The summer holidays can be the best time for reading.  However, especially if you are flying abroad, then there will be a limit on how many books you can bring, which is annoying for those of us who read a lot.

So, here are a few quick pieces of advice on how you can reduce the number of books you have to pack without running out of things to read.

1. Start Afresh

If you are in the middle of a book, then it's probably better to start a new one.  The weight of the pages that you have already read is dead weight.  For obvious reasons, a paperback is better then a hardback book.

2. E-readers 

I personally am a supporter of the paper book; they don't run out of battery or hurt your eyes, and I think that it's easier to form an emotional connection with a book if it doesn't occupy the same space as a hundred other books.  Maybe that's a bit materialistic of me, but I just enjoy the feeling of reading a paper book.  However, I understand that there are a lot of advantages to e-readers, and going on holidays is one of those times where it can be great to have one. An e-reader and a charger are far lighter then most books, and you can bring as much reading material as you could possibly need with you.

3. Slow reading

While everyone has their own reading pace, this pace can also change depending on what book you are reading.  For example, when you read a fast-paced book, then you might read more quickly, either consciously or subconsciously, because you want to get to the end, or find out what happens next.  However, if you read a novel that's very introspective and thought-provoking then you might spend more time digesting the ideas and thus read more slowly.  While there is nothing wrong with either type of book, it might be a better idea to bring a book that you think you will read more slowly on holiday, so it will last longer.

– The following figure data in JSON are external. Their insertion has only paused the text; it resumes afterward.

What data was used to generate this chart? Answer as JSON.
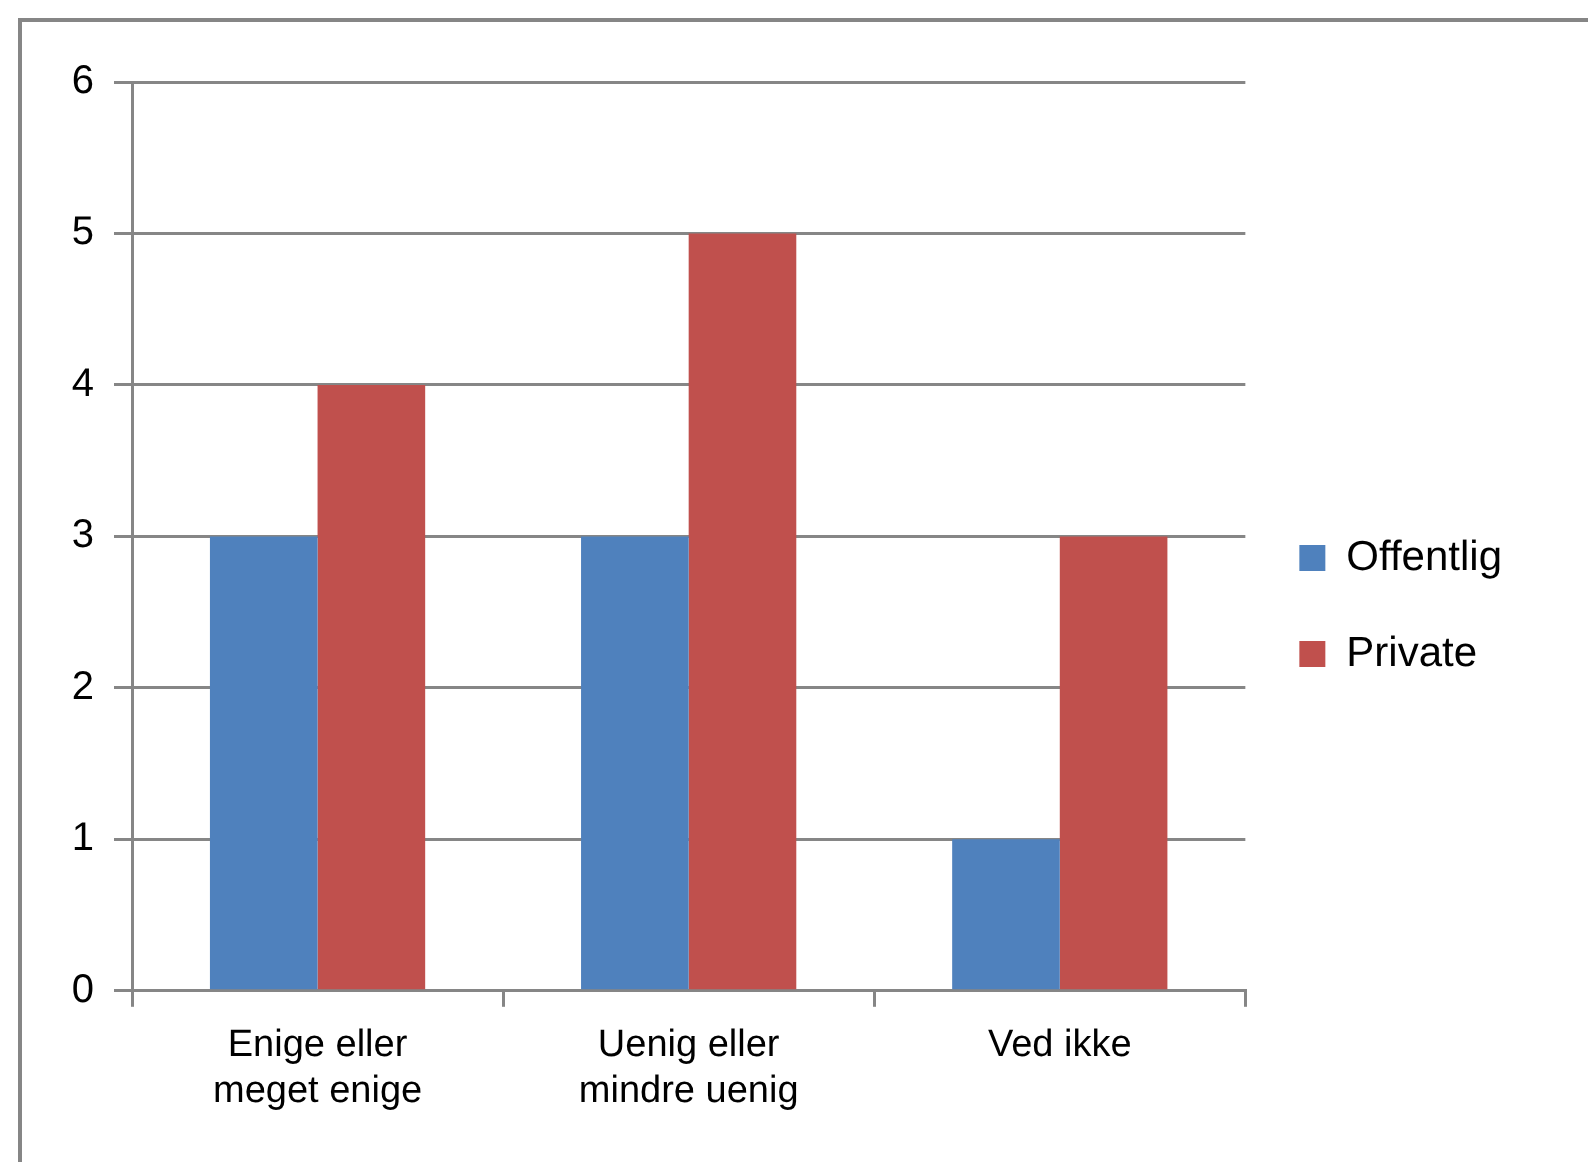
{
  "chart_data": {
    "type": "bar",
    "categories": [
      "Enige eller meget enige",
      "Uenig eller mindre uenig",
      "Ved ikke"
    ],
    "series": [
      {
        "name": "Offentlig",
        "color": "#4f81bd",
        "values": [
          3,
          3,
          1
        ]
      },
      {
        "name": "Private",
        "color": "#c0504d",
        "values": [
          4,
          5,
          3
        ]
      }
    ],
    "ylim": [
      0,
      6
    ],
    "yticks": [
      0,
      1,
      2,
      3,
      4,
      5,
      6
    ],
    "grid": "y",
    "legend": "right"
  }
}
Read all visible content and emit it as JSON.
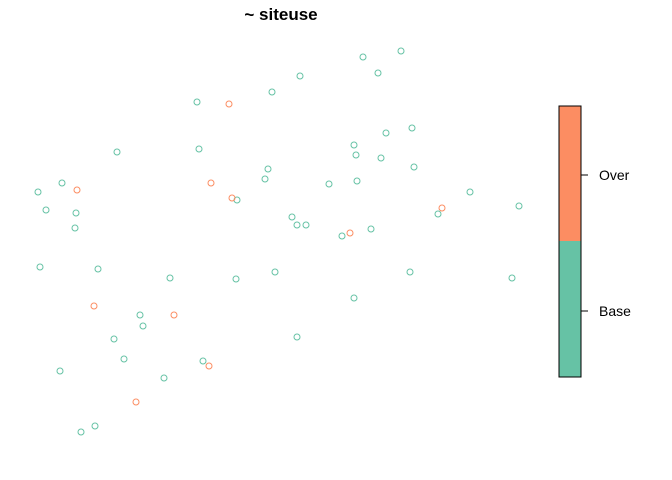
{
  "chart_data": {
    "type": "scatter",
    "title": "~ siteuse",
    "xlabel": "",
    "ylabel": "",
    "axes_visible": false,
    "grid": false,
    "legend": {
      "type": "colorbar",
      "placement": "right",
      "entries": [
        {
          "label": "Over",
          "color": "#fc8d62"
        },
        {
          "label": "Base",
          "color": "#66c2a5"
        }
      ]
    },
    "series": [
      {
        "name": "Base",
        "color": "#66c2a5",
        "marker": "open-circle",
        "points": [
          [
            401,
            51
          ],
          [
            363,
            57
          ],
          [
            378,
            73
          ],
          [
            300,
            76
          ],
          [
            197,
            102
          ],
          [
            272,
            92
          ],
          [
            412,
            128
          ],
          [
            386,
            133
          ],
          [
            354,
            145
          ],
          [
            381,
            158
          ],
          [
            356,
            155
          ],
          [
            414,
            167
          ],
          [
            117,
            152
          ],
          [
            199,
            149
          ],
          [
            268,
            169
          ],
          [
            265,
            179
          ],
          [
            329,
            184
          ],
          [
            357,
            181
          ],
          [
            470,
            192
          ],
          [
            519,
            206
          ],
          [
            38,
            192
          ],
          [
            62,
            183
          ],
          [
            46,
            210
          ],
          [
            76,
            213
          ],
          [
            75,
            228
          ],
          [
            237,
            200
          ],
          [
            292,
            217
          ],
          [
            297,
            225
          ],
          [
            306,
            225
          ],
          [
            342,
            236
          ],
          [
            371,
            229
          ],
          [
            438,
            214
          ],
          [
            40,
            267
          ],
          [
            98,
            269
          ],
          [
            170,
            278
          ],
          [
            236,
            279
          ],
          [
            275,
            272
          ],
          [
            410,
            272
          ],
          [
            512,
            278
          ],
          [
            354,
            298
          ],
          [
            140,
            315
          ],
          [
            143,
            326
          ],
          [
            114,
            339
          ],
          [
            297,
            337
          ],
          [
            124,
            359
          ],
          [
            203,
            361
          ],
          [
            60,
            371
          ],
          [
            164,
            378
          ],
          [
            95,
            426
          ],
          [
            81,
            432
          ]
        ]
      },
      {
        "name": "Over",
        "color": "#fc8d62",
        "marker": "open-circle",
        "points": [
          [
            229,
            104
          ],
          [
            77,
            190
          ],
          [
            211,
            183
          ],
          [
            232,
            198
          ],
          [
            442,
            208
          ],
          [
            350,
            233
          ],
          [
            94,
            306
          ],
          [
            174,
            315
          ],
          [
            209,
            366
          ],
          [
            136,
            402
          ]
        ]
      }
    ]
  }
}
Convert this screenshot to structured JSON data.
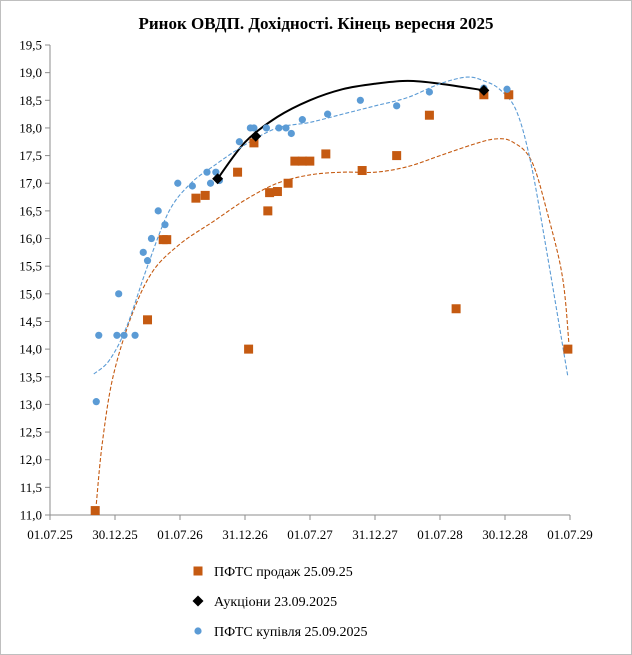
{
  "chart_data": {
    "type": "scatter",
    "title": "Ринок ОВДП. Дохідності.  Кінець вересня 2025",
    "xlabel": "",
    "ylabel": "",
    "x_tick_labels": [
      "01.07.25",
      "30.12.25",
      "01.07.26",
      "31.12.26",
      "01.07.27",
      "31.12.27",
      "01.07.28",
      "30.12.28",
      "01.07.29"
    ],
    "y_tick_labels": [
      "11,0",
      "11,5",
      "12,0",
      "12,5",
      "13,0",
      "13,5",
      "14,0",
      "14,5",
      "15,0",
      "15,5",
      "16,0",
      "16,5",
      "17,0",
      "17,5",
      "18,0",
      "18,5",
      "19,0",
      "19,5"
    ],
    "xlim": [
      "2025-07-01",
      "2029-07-01"
    ],
    "ylim": [
      11.0,
      19.5
    ],
    "grid": false,
    "legend_position": "bottom",
    "colors": {
      "sell": "#c55a11",
      "auction": "#000000",
      "buy": "#5b9bd5"
    },
    "series": [
      {
        "name": "ПФТС продаж 25.09.25",
        "marker": "square",
        "color": "#c55a11",
        "points": [
          [
            "2025-11-05",
            11.08
          ],
          [
            "2026-04-01",
            14.53
          ],
          [
            "2026-05-15",
            15.98
          ],
          [
            "2026-05-25",
            15.98
          ],
          [
            "2026-08-15",
            16.73
          ],
          [
            "2026-09-10",
            16.78
          ],
          [
            "2026-12-10",
            17.2
          ],
          [
            "2027-01-10",
            14.0
          ],
          [
            "2027-01-25",
            17.73
          ],
          [
            "2027-03-05",
            16.5
          ],
          [
            "2027-03-10",
            16.83
          ],
          [
            "2027-04-01",
            16.85
          ],
          [
            "2027-05-01",
            17.0
          ],
          [
            "2027-05-20",
            17.4
          ],
          [
            "2027-06-10",
            17.4
          ],
          [
            "2027-07-01",
            17.4
          ],
          [
            "2027-08-15",
            17.53
          ],
          [
            "2027-11-25",
            17.23
          ],
          [
            "2028-03-01",
            17.5
          ],
          [
            "2028-06-01",
            18.23
          ],
          [
            "2028-08-15",
            14.73
          ],
          [
            "2028-11-01",
            18.6
          ],
          [
            "2029-01-10",
            18.6
          ],
          [
            "2029-06-25",
            14.0
          ]
        ]
      },
      {
        "name": "Аукціони 23.09.2025",
        "marker": "diamond",
        "color": "#000000",
        "points": [
          [
            "2026-10-15",
            17.08
          ],
          [
            "2027-01-30",
            17.85
          ],
          [
            "2028-11-01",
            18.68
          ]
        ]
      },
      {
        "name": "ПФТС купівля 25.09.2025",
        "marker": "circle",
        "color": "#5b9bd5",
        "points": [
          [
            "2025-11-08",
            13.05
          ],
          [
            "2025-11-15",
            14.25
          ],
          [
            "2026-01-05",
            14.25
          ],
          [
            "2026-01-10",
            15.0
          ],
          [
            "2026-01-25",
            14.25
          ],
          [
            "2026-02-25",
            14.25
          ],
          [
            "2026-03-20",
            15.75
          ],
          [
            "2026-04-01",
            15.6
          ],
          [
            "2026-04-12",
            16.0
          ],
          [
            "2026-05-01",
            16.5
          ],
          [
            "2026-05-20",
            16.25
          ],
          [
            "2026-06-25",
            17.0
          ],
          [
            "2026-08-05",
            16.95
          ],
          [
            "2026-09-15",
            17.2
          ],
          [
            "2026-09-25",
            17.0
          ],
          [
            "2026-10-10",
            17.2
          ],
          [
            "2026-10-20",
            17.05
          ],
          [
            "2026-12-15",
            17.75
          ],
          [
            "2027-01-15",
            18.0
          ],
          [
            "2027-01-25",
            18.0
          ],
          [
            "2027-03-01",
            18.0
          ],
          [
            "2027-04-05",
            18.0
          ],
          [
            "2027-04-25",
            18.0
          ],
          [
            "2027-05-10",
            17.9
          ],
          [
            "2027-06-10",
            18.15
          ],
          [
            "2027-08-20",
            18.25
          ],
          [
            "2027-11-20",
            18.5
          ],
          [
            "2028-03-01",
            18.4
          ],
          [
            "2028-06-01",
            18.65
          ],
          [
            "2028-11-01",
            18.72
          ],
          [
            "2029-01-05",
            18.7
          ]
        ]
      }
    ],
    "trendlines": [
      {
        "series": "ПФТС продаж 25.09.25",
        "style": "dashed",
        "color": "#c55a11",
        "points": [
          [
            "2025-11-08",
            11.2
          ],
          [
            "2025-11-25",
            12.3
          ],
          [
            "2025-12-25",
            13.5
          ],
          [
            "2026-02-15",
            14.6
          ],
          [
            "2026-04-15",
            15.4
          ],
          [
            "2026-07-01",
            15.9
          ],
          [
            "2026-10-01",
            16.3
          ],
          [
            "2027-01-01",
            16.7
          ],
          [
            "2027-04-01",
            17.0
          ],
          [
            "2027-07-01",
            17.15
          ],
          [
            "2027-10-01",
            17.2
          ],
          [
            "2028-01-01",
            17.2
          ],
          [
            "2028-04-01",
            17.3
          ],
          [
            "2028-07-01",
            17.5
          ],
          [
            "2028-10-01",
            17.7
          ],
          [
            "2028-12-01",
            17.8
          ],
          [
            "2029-01-20",
            17.75
          ],
          [
            "2029-03-15",
            17.4
          ],
          [
            "2029-05-01",
            16.4
          ],
          [
            "2029-06-10",
            15.3
          ],
          [
            "2029-06-28",
            14.1
          ]
        ]
      },
      {
        "series": "Аукціони 23.09.2025",
        "style": "solid",
        "color": "#000000",
        "points": [
          [
            "2026-10-15",
            17.08
          ],
          [
            "2027-01-01",
            17.75
          ],
          [
            "2027-04-01",
            18.2
          ],
          [
            "2027-07-01",
            18.5
          ],
          [
            "2027-10-01",
            18.7
          ],
          [
            "2028-01-01",
            18.8
          ],
          [
            "2028-04-01",
            18.85
          ],
          [
            "2028-07-01",
            18.8
          ],
          [
            "2028-11-01",
            18.68
          ]
        ]
      },
      {
        "series": "ПФТС купівля 25.09.2025",
        "style": "dashed",
        "color": "#5b9bd5",
        "points": [
          [
            "2025-11-01",
            13.55
          ],
          [
            "2025-12-15",
            13.8
          ],
          [
            "2026-02-01",
            14.4
          ],
          [
            "2026-04-01",
            15.5
          ],
          [
            "2026-06-01",
            16.5
          ],
          [
            "2026-08-01",
            17.0
          ],
          [
            "2026-10-01",
            17.3
          ],
          [
            "2027-01-01",
            17.7
          ],
          [
            "2027-04-01",
            18.0
          ],
          [
            "2027-07-01",
            18.1
          ],
          [
            "2027-10-01",
            18.25
          ],
          [
            "2028-01-01",
            18.4
          ],
          [
            "2028-04-01",
            18.55
          ],
          [
            "2028-07-01",
            18.8
          ],
          [
            "2028-09-15",
            18.92
          ],
          [
            "2028-11-01",
            18.85
          ],
          [
            "2028-12-15",
            18.7
          ],
          [
            "2029-02-01",
            18.3
          ],
          [
            "2029-03-15",
            17.3
          ],
          [
            "2029-05-01",
            15.6
          ],
          [
            "2029-06-25",
            13.5
          ]
        ]
      }
    ]
  }
}
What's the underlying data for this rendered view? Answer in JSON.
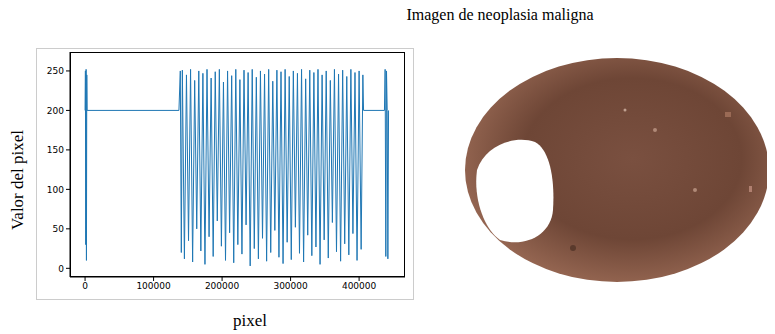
{
  "chart_data": {
    "type": "line",
    "title": "Imagen de neoplasia maligna",
    "xlabel": "pixel",
    "ylabel": "Valor del pixel",
    "color": "#1f77b4",
    "grid": false,
    "xlim": [
      -22000,
      467000
    ],
    "ylim": [
      -11,
      274
    ],
    "xticks": [
      0,
      100000,
      200000,
      300000,
      400000
    ],
    "yticks": [
      0,
      50,
      100,
      150,
      200,
      250
    ],
    "x": [
      0,
      500,
      1000,
      1500,
      2000,
      2500,
      3000,
      137000,
      139000,
      140500,
      142000,
      145000,
      148000,
      151000,
      154000,
      157000,
      160000,
      163000,
      166000,
      169000,
      172000,
      175000,
      178000,
      181000,
      184000,
      187000,
      190000,
      193000,
      196000,
      199000,
      202000,
      205000,
      208000,
      211000,
      214000,
      217000,
      220000,
      223000,
      226000,
      229000,
      232000,
      235000,
      238000,
      241000,
      244000,
      247000,
      250000,
      253000,
      256000,
      259000,
      262000,
      265000,
      268000,
      271000,
      274000,
      277000,
      280000,
      283000,
      286000,
      289000,
      292000,
      295000,
      298000,
      301000,
      304000,
      307000,
      310000,
      313000,
      316000,
      319000,
      322000,
      325000,
      328000,
      331000,
      334000,
      337000,
      340000,
      343000,
      346000,
      349000,
      352000,
      355000,
      358000,
      361000,
      364000,
      367000,
      370000,
      373000,
      376000,
      379000,
      382000,
      385000,
      388000,
      391000,
      394000,
      397000,
      400000,
      403000,
      405500,
      406500,
      437000,
      438000,
      439000,
      440000,
      441000,
      442000,
      443000
    ],
    "values": [
      200,
      250,
      30,
      252,
      10,
      245,
      200,
      200,
      250,
      20,
      251,
      12,
      245,
      35,
      252,
      8,
      238,
      50,
      250,
      22,
      247,
      5,
      252,
      40,
      241,
      15,
      249,
      60,
      252,
      28,
      236,
      10,
      250,
      45,
      244,
      7,
      252,
      30,
      239,
      18,
      251,
      55,
      248,
      3,
      252,
      25,
      242,
      12,
      250,
      38,
      246,
      9,
      252,
      20,
      237,
      48,
      251,
      14,
      249,
      6,
      252,
      33,
      243,
      11,
      250,
      52,
      247,
      19,
      252,
      8,
      240,
      42,
      251,
      16,
      248,
      27,
      252,
      5,
      245,
      36,
      250,
      13,
      238,
      58,
      252,
      21,
      246,
      9,
      251,
      31,
      243,
      17,
      252,
      44,
      248,
      10,
      250,
      24,
      245,
      200,
      200,
      252,
      15,
      250,
      200,
      12,
      200
    ]
  }
}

4. Buy a book while you're there

If you're on holidays somewhere were you have some knowledge of the local language, then it might be a great idea to buy a book in that language while you're there.  You might only be able to read children's books, but it can help to learn the language.  I would particularly recommend this if you are on a student exchange.

5. Join the library

If you are going on holidays in your home country, you might not need to go through a long, complicated process to borrow some books from the local library in the place where your staying.  This helps reduce the number of books you have to bring and is better for the environment then buying a brand new book.